RASSEGNA STAMPA

IL MANIFESTO - Sull'onda del G8

Roma, 16 novembre 2008

SULL'ONDA DEL G8
«La Diaz? Dimostra che la crisi la paghiamo noi»
Andrea Gangemi

Qualcuno c'era perfino, in quelle calde giornate di luglio di sette anni fa. Molti ne hanno sentito parlare alla tv (poco) o soprattutto dai racconti degli amici o dei fratelli maggiori. Quasi una generazione fa, Genova. E per una curiosa coincidenza la tre giorni dell'Onda anomala ha coinciso con la chiusura dell'ultimo dei processi del G8, il peggiore. Apparentemente, ad ascoltare gli slogan e a guardare gli striscioni, non parrebbe esserci alcun richiamo a una stagione ormai passata. Ma a ben guardare non è proprio così.
Gironzolando tra i corridoi della Sapienza, aspettando l'inizio dei workshop pomeridiani, incontri gente come Antonio, 26 anni (19 ai tempi del G8), barese. Lui non c'era, «non avevo i soldi per il treno», capita. Ciò nonostante non si capacita: «Sono state riconosciute delle responsabilità e dei fatti, perché queste condanne a metà? Io tendo a mettere le cose singole - aggiunge - in un contesto più generale, dove c'entra anche il taglio dei fondi per l'università.
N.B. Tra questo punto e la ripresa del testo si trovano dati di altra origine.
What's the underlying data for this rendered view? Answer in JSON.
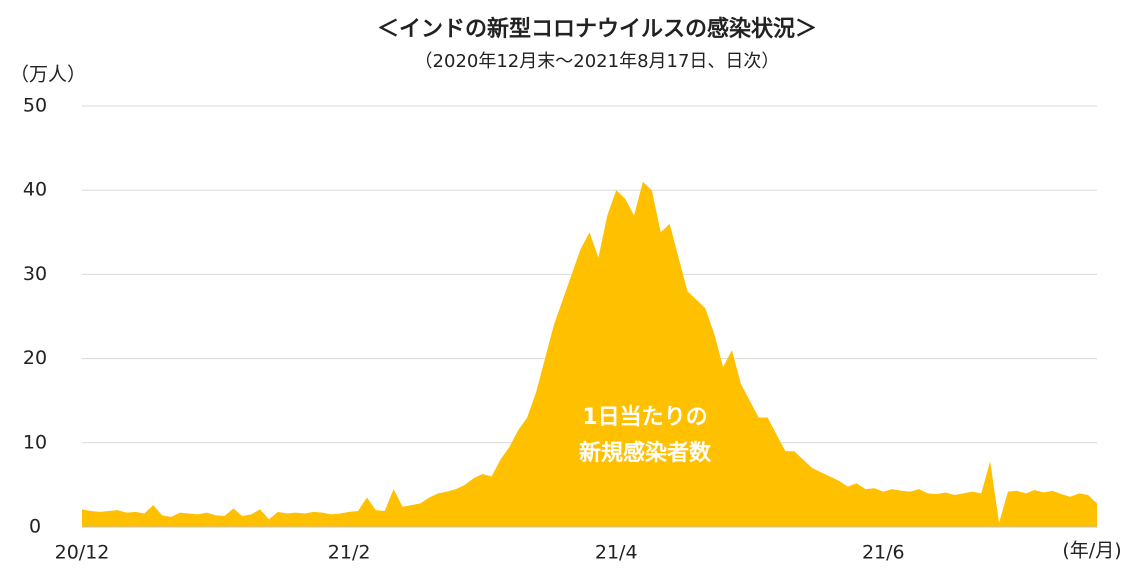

È come se dicessero - spiega -: "È vero, gli indagati erano ventinove, però tredici sono stati arrestati"; che non è molto lontano dal dire: "La riforma è stata approvata, però parliamone». Fabrizio, venuto da Palermo, solo un anno più grande, «surfa» sulla stessa lunghezza d'onda, ma è più conciso: per lui «l'epilogo del caso Genova dimostra, a dispetto dei nostri slogan, che la crisi noi la stiamo pagando». Eppure l'amarezza si può trasformare in energia: Maria, 31 anni, a Genova c'era (24enne) ed è «incazzatissima, troppo facile assolvere». Inizialmente è la sola cosa che si sente di dire. «Però questa rabbia mi ha anche dato la forza di venire qui oggi», aggiunge dopo.
«Spillo», 28 anni, bolognese (21 al G8), non c'era «ma non posso dimenticare - spiega - i racconti diretti di tanti amici, quelle camionette della polizia che correvano a velocità per spezzare i cortei... Ma se parli in giro - aggiunge - le persone mediamente non lo sanno, è triste: sono staccate dalla realtà e non possono relazionarsi con chi è giovane e magari si veste in modo "strano" e protesta». A proposito della sentenza, per Spillo è chiaro: «La gerarchia dice che le colpe sono soprattutto di chi sta a capo». «Stiamo in acque melmose - commenta -: pochi giorni fa vicino casa ho visto la polizia picchiare un ragazzo che ha fatto l'errore di alzare la voce durante un controllo: e non erano pugni normali, si sentivano tonfi impressionanti».
Alessio, 25 anni (all'epoca 18) non poteva non esserci: è proprio di Genova. «I nomi della squadra si sanno tutti, eppure non si individua il singolo: un bel dilemma costruito a tavolino - dice -, come è chiaro dal fatto che alla Diaz non poteva entrare nessuna televisione. In Francia, invece - osserva amaro - dove pure i poliziotti sono particolarmente autoritari, almeno però hanno cucito addosso un numero grande come quello dei calciatori». «Ci sono, eccome, delle analogie tra il G8 e l'Onda. Basta pensare - aggiunge Alessio - che parte dei black block erano dei loro. E sentire - conclude - quello che dichiara oggi Cossiga sull'uso degli infiltrati». Eppure insieme a lui anche tutti i suoi compagni che gli stanno attorno sono sicuri: «Lo rifaremmo».